Insight Bowl offers clash of 8-4 teams

? The Pittsburgh Panthers are in the Insight Bowl for the second time in three years after a season that came tantalizingly close to being spectacular.

They will face Oregon State tonight in a rare Big East-Pac-10 matchup that features two teams with 8-4 records and two of the country’s toughest defenses.

“It looks like a defensive struggle on paper,” Oregon State coach Dennis Erickson said, “but you never know.”

The 24th-ranked Panthers lost to Iowa State in the then-Insight.com Bowl 37-29 in the first football game played in Bank One Ballpark, the baseball home of the Arizona Diamondbacks in downtown Phoenix.

The ballpark will be the scene of this year’s game, too, in a new Insight arrangement that replaces the Big 12 with a Pac-10 school. Oregon State enters the game with the No. 10 defense in the country, allowing 293.0 yards per game.

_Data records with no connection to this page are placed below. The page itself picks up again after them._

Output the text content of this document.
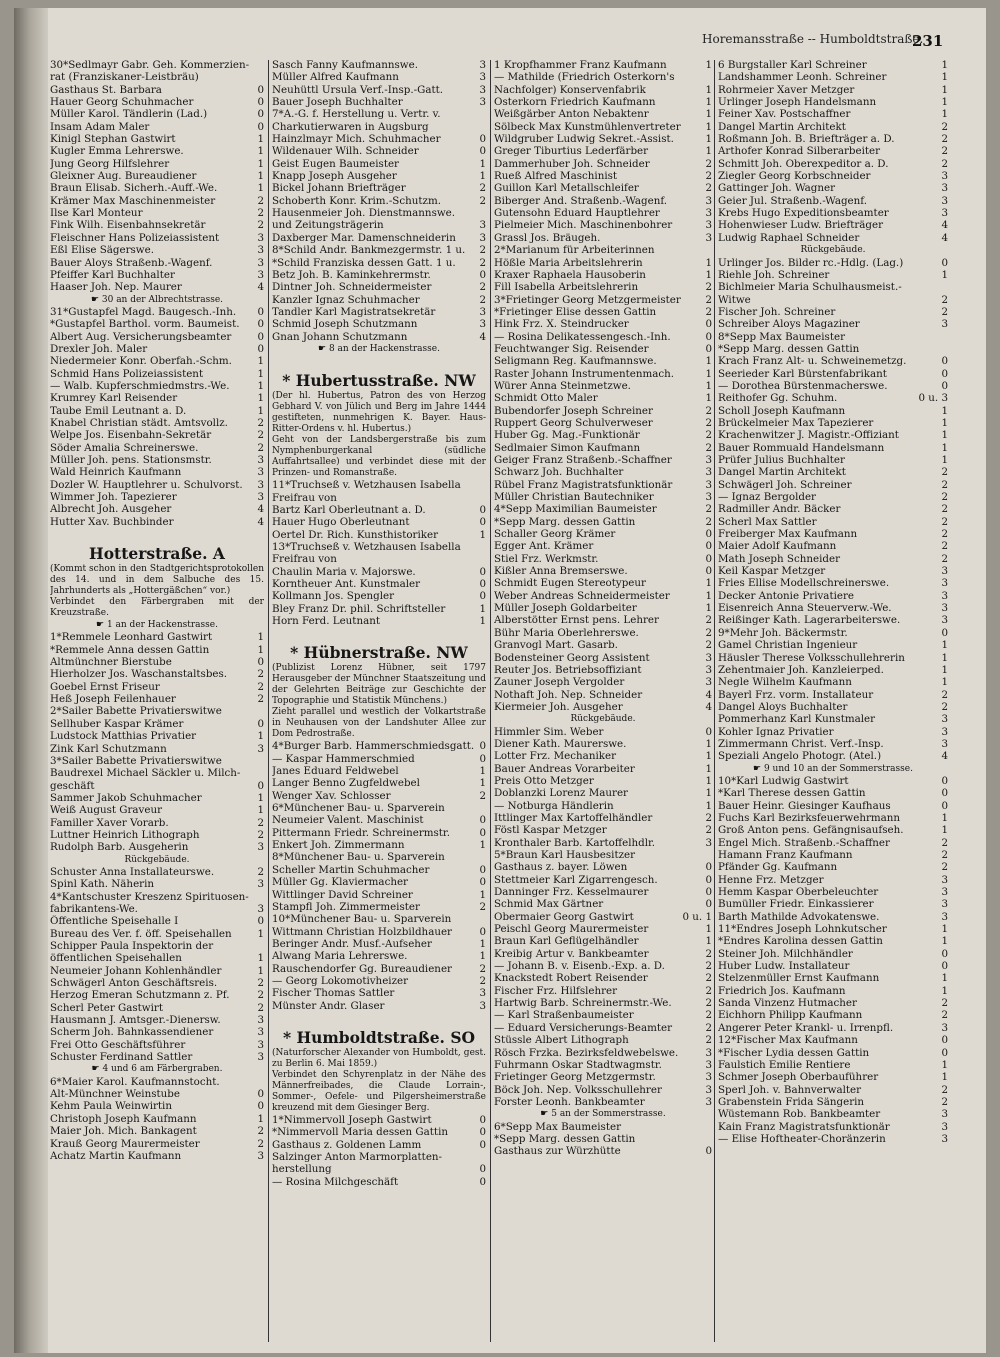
Horemansstraße -- Humboldtstraße.
231
30*Sedlmayr Gabr. Geh. Kommerzien-
rat (Franziskaner-Leistbräu)
Gasthaus St. Barbara	0
Hauer Georg Schuhmacher	0
Müller Karol. Tändlerin (Lad.)	0
Insam Adam Maler	0
Kinigl Stephan Gastwirt	1
Kugler Emma Lehrerswe.	1
Jung Georg Hilfslehrer	1
Gleixner Aug. Bureaudiener	1
Braun Elisab. Sicherh.-Auff.-We.	1
Krämer Max Maschinenmeister	2
Ilse Karl Monteur	2
Fink Wilh. Eisenbahnsekretär	2
Fleischner Hans Polizeiassistent	3
Eßl Elise Sägerswe.	3
Bauer Aloys Straßenb.-Wagenf.	3
Pfeiffer Karl Buchhalter	3
Haaser Joh. Nep. Maurer	4
☛ 30 an der Albrechtstrasse.
31*Gustapfel Magd. Baugesch.-Inh.	0
*Gustapfel Barthol. vorm. Baumeist.	0
Albert Aug. Versicherungsbeamter	0
Drexler Joh. Maler	0
Niedermeier Konr. Oberfah.-Schm.	1
Schmid Hans Polizeiassistent	1
— Walb. Kupferschmiedmstrs.-We.	1
Krumrey Karl Reisender	1
Taube Emil Leutnant a. D.	1
Knabel Christian städt. Amtsvollz.	2
Welpe Jos. Eisenbahn-Sekretär	2
Söder Amalia Schreinerswe.	2
Müller Joh. pens. Stationsmstr.	3
Wald Heinrich Kaufmann	3
Dozler W. Hauptlehrer u. Schulvorst.	3
Wimmer Joh. Tapezierer	3
Albrecht Joh. Ausgeher	4
Hutter Xav. Buchbinder	4
Hotterstraße. A
(Kommt schon in den Stadtgerichtsprotokollen des 14. und in dem Salbuche des 15. Jahrhunderts als „Hottergäßchen“ vor.)
Verbindet den Färbergraben mit der Kreuzstraße.
☛ 1 an der Hackenstrasse.
1*Remmele Leonhard Gastwirt	1
*Remmele Anna dessen Gattin	1
Altmünchner Bierstube	0
Hierholzer Jos. Waschanstaltsbes.	2
Goebel Ernst Friseur	2
Heß Joseph Feilenhauer	2
2*Sailer Babette Privatierswitwe
Sellhuber Kaspar Krämer	0
Ludstock Matthias Privatier	1
Zink Karl Schutzmann	3
3*Sailer Babette Privatierswitwe
Baudrexel Michael Säckler u. Milch-
geschäft	0
Sammer Jakob Schuhmacher	1
Weiß August Graveur	1
Familler Xaver Vorarb.	2
Luttner Heinrich Lithograph	2
Rudolph Barb. Ausgeherin	3
Rückgebäude.
Schuster Anna Installateurswe.	2
Spinl Kath. Näherin	3
4*Kantschuster Kreszenz Spirituosen-
fabrikantens-We.	3
Öffentliche Speisehalle I	0
Bureau des Ver. f. öff. Speisehallen	1
Schipper Paula Inspektorin der
öffentlichen Speisehallen	1
Neumeier Johann Kohlenhändler	1
Schwägerl Anton Geschäftsreis.	2
Herzog Emeran Schutzmann z. Pf.	2
Scherl Peter Gastwirt	2
Hausmann J. Amtsger.-Dienersw.	3
Scherm Joh. Bahnkassendiener	3
Frei Otto Geschäftsführer	3
Schuster Ferdinand Sattler	3
☛ 4 und 6 am Färbergraben.
6*Maier Karol. Kaufmannstocht.
Alt-Münchner Weinstube	0
Kehm Paula Weinwirtin	0
Christoph Joseph Kaufmann	1
Maier Joh. Mich. Bankagent	2
Krauß Georg Maurermeister	2
Achatz Martin Kaufmann	3
Sasch Fanny Kaufmannswe.	3
Müller Alfred Kaufmann	3
Neuhüttl Ursula Verf.-Insp.-Gatt.	3
Bauer Joseph Buchhalter	3
7*A.-G. f. Herstellung u. Vertr. v.
Charkutierwaren in Augsburg
Hainzlmayr Mich. Schuhmacher	0
Wildenauer Wilh. Schneider	0
Geist Eugen Baumeister	1
Knapp Joseph Ausgeher	1
Bickel Johann Briefträger	2
Schoberth Konr. Krim.-Schutzm.	2
Hausenmeier Joh. Dienstmannswe.
und Zeitungsträgerin	3
Daxberger Mar. Damenschneiderin	3
8*Schild Andr. Bankmezgermstr. 1 u.	2
*Schild Franziska dessen Gatt. 1 u.	2
Betz Joh. B. Kaminkehrermstr.	0
Dintner Joh. Schneidermeister	2
Kanzler Ignaz Schuhmacher	2
Tandler Karl Magistratsekretär	3
Schmid Joseph Schutzmann	3
Gnan Johann Schutzmann	4
☛ 8 an der Hackenstrasse.
* Hubertusstraße. NW
(Der hl. Hubertus, Patron des von Herzog Gebhard V. von Jülich und Berg im Jahre 1444 gestifteten, nunmehrigen K. Bayer. Haus-Ritter-Ordens v. hl. Hubertus.)
Geht von der Landsbergerstraße bis zum Nymphenburgerkanal (südliche Auffahrtsallee) und verbindet diese mit der Prinzen- und Romanstraße.
11*Truchseß v. Wetzhausen Isabella
Freifrau von
Bartz Karl Oberleutnant a. D.	0
Hauer Hugo Oberleutnant	0
Oertel Dr. Rich. Kunsthistoriker	1
13*Truchseß v. Wetzhausen Isabella
Freifrau von
Chaulin Maria v. Majorswe.	0
Korntheuer Ant. Kunstmaler	0
Kollmann Jos. Spengler	0
Bley Franz Dr. phil. Schriftsteller	1
Horn Ferd. Leutnant	1
* Hübnerstraße. NW
(Publizist Lorenz Hübner, seit 1797 Herausgeber der Münchner Staatszeitung und der Gelehrten Beiträge zur Geschichte der Topographie und Statistik Münchens.)
Zieht parallel und westlich der Volkartstraße in Neuhausen von der Landshuter Allee zur Dom Pedrostraße.
4*Burger Barb. Hammerschmiedsgatt. 0
— Kaspar Hammerschmied	0
Janes Eduard Feldwebel	1
Langer Benno Zugfeldwebel	1
Wenger Xav. Schlosser	2
6*Münchener Bau- u. Sparverein
Neumeier Valent. Maschinist	0
Pittermann Friedr. Schreinermstr.	0
Enkert Joh. Zimmermann	1
8*Münchener Bau- u. Sparverein
Scheller Martin Schuhmacher	0
Müller Gg. Klaviermacher	0
Wittlinger David Schreiner	1
Stampfl Joh. Zimmermeister	2
10*Münchener Bau- u. Sparverein
Wittmann Christian Holzbildhauer	0
Beringer Andr. Musf.-Aufseher	1
Alwang Maria Lehrerswe.	1
Rauschendorfer Gg. Bureaudiener	2
— Georg Lokomotivheizer	2
Fischer Thomas Sattler	3
Münster Andr. Glaser	3
* Humboldtstraße. SO
(Naturforscher Alexander von Humboldt, gest. zu Berlin 6. Mai 1859.)
Verbindet den Schyrenplatz in der Nähe des Männerfreibades, die Claude Lorrain-, Sommer-, Oefele- und Pilgersheimerstraße kreuzend mit dem Giesinger Berg.
1*Nimmervoll Joseph Gastwirt	0
*Nimmervoll Maria dessen Gattin	0
Gasthaus z. Goldenen Lamm	0
Salzinger Anton Marmorplatten-
herstellung	0
— Rosina Milchgeschäft	0
1 Kropfhammer Franz Kaufmann	1
— Mathilde (Friedrich Osterkorn's
Nachfolger) Konservenfabrik	1
Osterkorn Friedrich Kaufmann	1
Weißgärber Anton Nebaktenr	1
Sölbeck Max Kunstmühlenvertreter	1
Wildgruber Ludwig Sekret.-Assist.	1
Greger Tiburtius Lederfärber	1
Dammerhuber Joh. Schneider	2
Rueß Alfred Maschinist	2
Guillon Karl Metallschleifer	2
Biberger And. Straßenb.-Wagenf.	3
Gutensohn Eduard Hauptlehrer	3
Pielmeier Mich. Maschinenbohrer	3
Grassl Jos. Bräugeh.	3
2*Marianum für Arbeiterinnen
Hößle Maria Arbeitslehrerin	1
Kraxer Raphaela Hausoberin	1
Fill Isabella Arbeitslehrerin	2
3*Frietinger Georg Metzgermeister	2
*Frietinger Elise dessen Gattin	2
Hink Frz. X. Steindrucker	0
— Rosina Delikatessengesch.-Inh.	0
Feuchtwanger Sig. Reisender	0
Seligmann Reg. Kaufmannswe.	1
Raster Johann Instrumentenmach.	1
Würer Anna Steinmetzwe.	1
Schmidt Otto Maler	1
Bubendorfer Joseph Schreiner	2
Ruppert Georg Schulverweser	2
Huber Gg. Mag.-Funktionär	2
Sedlmaier Simon Kaufmann	2
Geiger Franz Straßenb.-Schaffner	3
Schwarz Joh. Buchhalter	3
Rübel Franz Magistratsfunktionär	3
Müller Christian Bautechniker	3
4*Sepp Maximilian Baumeister	2
*Sepp Marg. dessen Gattin	2
Schaller Georg Krämer	0
Egger Ant. Krämer	0
Stiel Frz. Werkmstr.	0
Kißler Anna Bremserswe.	0
Schmidt Eugen Stereotypeur	1
Weber Andreas Schneidermeister	1
Müller Joseph Goldarbeiter	1
Alberstötter Ernst pens. Lehrer	2
Bühr Maria Oberlehrerswe.	2
Granvogl Mart. Gasarb.	2
Bodensteiner Georg Assistent	3
Reuter Jos. Betriebsoffiziant	3
Zauner Joseph Vergolder	3
Nothaft Joh. Nep. Schneider	4
Kiermeier Joh. Ausgeher	4
Rückgebäude.
Himmler Sim. Weber	0
Diener Kath. Maurerswe.	1
Lotter Frz. Mechaniker	1
Bauer Andreas Vorarbeiter	1
Preis Otto Metzger	1
Doblanzki Lorenz Maurer	1
— Notburga Händlerin	1
Ittlinger Max Kartoffelhändler	2
Föstl Kaspar Metzger	2
Kronthaler Barb. Kartoffelhdlr.	3
5*Braun Karl Hausbesitzer
Gasthaus z. bayer. Löwen	0
Stettmeier Karl Zigarrengesch.	0
Danninger Frz. Kesselmaurer	0
Schmid Max Gärtner	0
Obermaier Georg Gastwirt	0 u. 1
Peischl Georg Maurermeister	1
Braun Karl Geflügelhändler	1
Kreibig Artur v. Bankbeamter	2
— Johann B. v. Eisenb.-Exp. a. D.	2
Knackstedt Robert Reisender	2
Fischer Frz. Hilfslehrer	2
Hartwig Barb. Schreinermstr.-We.	2
— Karl Straßenbaumeister	2
— Eduard Versicherungs-Beamter	2
Stüssle Albert Lithograph	2
Rösch Frzka. Bezirksfeldwebelswe.	3
Fuhrmann Oskar Stadtwagmstr.	3
Frietinger Georg Metzgermstr.	3
Böck Joh. Nep. Volksschullehrer	3
Forster Leonh. Bankbeamter	3
☛ 5 an der Sommerstrasse.
6*Sepp Max Baumeister
*Sepp Marg. dessen Gattin
Gasthaus zur Würzhütte	0
6 Burgstaller Karl Schreiner	1
Landshammer Leonh. Schreiner	1
Rohrmeier Xaver Metzger	1
Urlinger Joseph Handelsmann	1
Feiner Xav. Postschaffner	1
Dangel Martin Architekt	2
Roßmann Joh. B. Briefträger a. D.	2
Arthofer Konrad Silberarbeiter	2
Schmitt Joh. Oberexpeditor a. D.	2
Ziegler Georg Korbschneider	3
Gattinger Joh. Wagner	3
Geier Jul. Straßenb.-Wagenf.	3
Krebs Hugo Expeditionsbeamter	3
Hohenwieser Ludw. Briefträger	4
Ludwig Raphael Schneider	4
Rückgebäude.
Urlinger Jos. Bilder rc.-Hdlg. (Lag.)	0
Riehle Joh. Schreiner	1
Bichlmeier Maria Schulhausmeist.-
Witwe	2
Fischer Joh. Schreiner	2
Schreiber Aloys Magaziner	3
8*Sepp Max Baumeister
*Sepp Marg. dessen Gattin
Krach Franz Alt- u. Schweinemetzg.	0
Seerieder Karl Bürstenfabrikant	0
— Dorothea Bürstenmacherswe.	0
Reithofer Gg. Schuhm.	0 u. 3
Scholl Joseph Kaufmann	1
Brückelmeier Max Tapezierer	1
Krachenwitzer J. Magistr.-Offiziant	1
Bauer Rommuald Handelsmann	1
Prüfer Julius Buchhalter	1
Dangel Martin Architekt	2
Schwägerl Joh. Schreiner	2
— Ignaz Bergolder	2
Radmiller Andr. Bäcker	2
Scherl Max Sattler	2
Freiberger Max Kaufmann	2
Maier Adolf Kaufmann	2
Math Joseph Schneider	2
Keil Kaspar Metzger	3
Fries Ellise Modellschreinerswe.	3
Decker Antonie Privatiere	3
Eisenreich Anna Steuerverw.-We.	3
Reißinger Kath. Lagerarbeiterswe.	3
9*Mehr Joh. Bäckermstr.	0
Gamel Christian Ingenieur	1
Häusler Therese Volksschullehrerin	1
Zehentmaier Joh. Kanzleierped.	1
Negle Wilhelm Kaufmann	1
Bayerl Frz. vorm. Installateur	2
Dangel Aloys Buchhalter	2
Pommerhanz Karl Kunstmaler	3
Kohler Ignaz Privatier	3
Zimmermann Christ. Verf.-Insp.	3
Speziali Angelo Photogr. (Atel.)	4
☛ 9 und 10 an der Sommerstrasse.
10*Karl Ludwig Gastwirt	0
*Karl Therese dessen Gattin	0
Bauer Heinr. Giesinger Kaufhaus	0
Fuchs Karl Bezirksfeuerwehrmann	1
Groß Anton pens. Gefängnisaufseh.	1
Engel Mich. Straßenb.-Schaffner	2
Hamann Franz Kaufmann	2
Pfänder Gg. Kaufmann	2
Henne Frz. Metzger	3
Hemm Kaspar Oberbeleuchter	3
Bumüller Friedr. Einkassierer	3
Barth Mathilde Advokatenswe.	3
11*Endres Joseph Lohnkutscher	1
*Endres Karolina dessen Gattin	1
Steiner Joh. Milchhändler	0
Huber Ludw. Installateur	0
Stelzenmüller Ernst Kaufmann	1
Friedrich Jos. Kaufmann	1
Sanda Vinzenz Hutmacher	2
Eichhorn Philipp Kaufmann	2
Angerer Peter Krankl- u. Irrenpfl.	3
12*Fischer Max Kaufmann	0
*Fischer Lydia dessen Gattin	0
Faulstich Emilie Rentiere	1
Schmer Joseph Oberbauführer	1
Sperl Joh. v. Bahnverwalter	2
Grabenstein Frida Sängerin	2
Wüstemann Rob. Bankbeamter	3
Kain Franz Magistratsfunktionär	3
— Elise Hoftheater-Choränzerin	3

Pittsburgh is No. 11 at 293.4 per contest.

“When I see Pitt’s defense, I really see our defense,” Beavers tailback Steven Jackson said. “They’re both athletic. It’s not just one guy tackling the ball carrier, they really swarm to the ball. They remind me of my team a lot.”

Pittsburgh coach Walt Harris said it could be “one of the best matchups of all the bowls.”

“The two teams are very similar, and the game means a lot to both programs,” Panthers linebacker Brian Bieneke said. “We sure don’t want to end the season with three straight losses, and a win will give Pittsburgh its first season with nine wins in 20 years.”

The Panthers lost four games by a combined 24 points, including a 28-21 loss on the road to No. 1 Miami on Nov. 21. Pittsburgh drove to the Hurricanes’ 20 in the final minute, but Rod Rutherford’s fourth-down pass into the end zone was just out of Yogi Roth’s reach.

“We’ve had some heartbreaks, but you know it was us. We’ve got to do a better job and finish those games better,” Harris said. “It’s a credit to our football players and our preparation to be close in those games. … We’re a good 8-4 football team. How good? I think this matchup will tell us a lot about that.”

Pittsburgh’s biggest concern will be stopping sophomore tailback Steven Jackson, the Pac-10’s leading rusher by nearly 600 yards and No. 4 nationally with a school record 1,656 yards, an average of 5.5 yards per carry.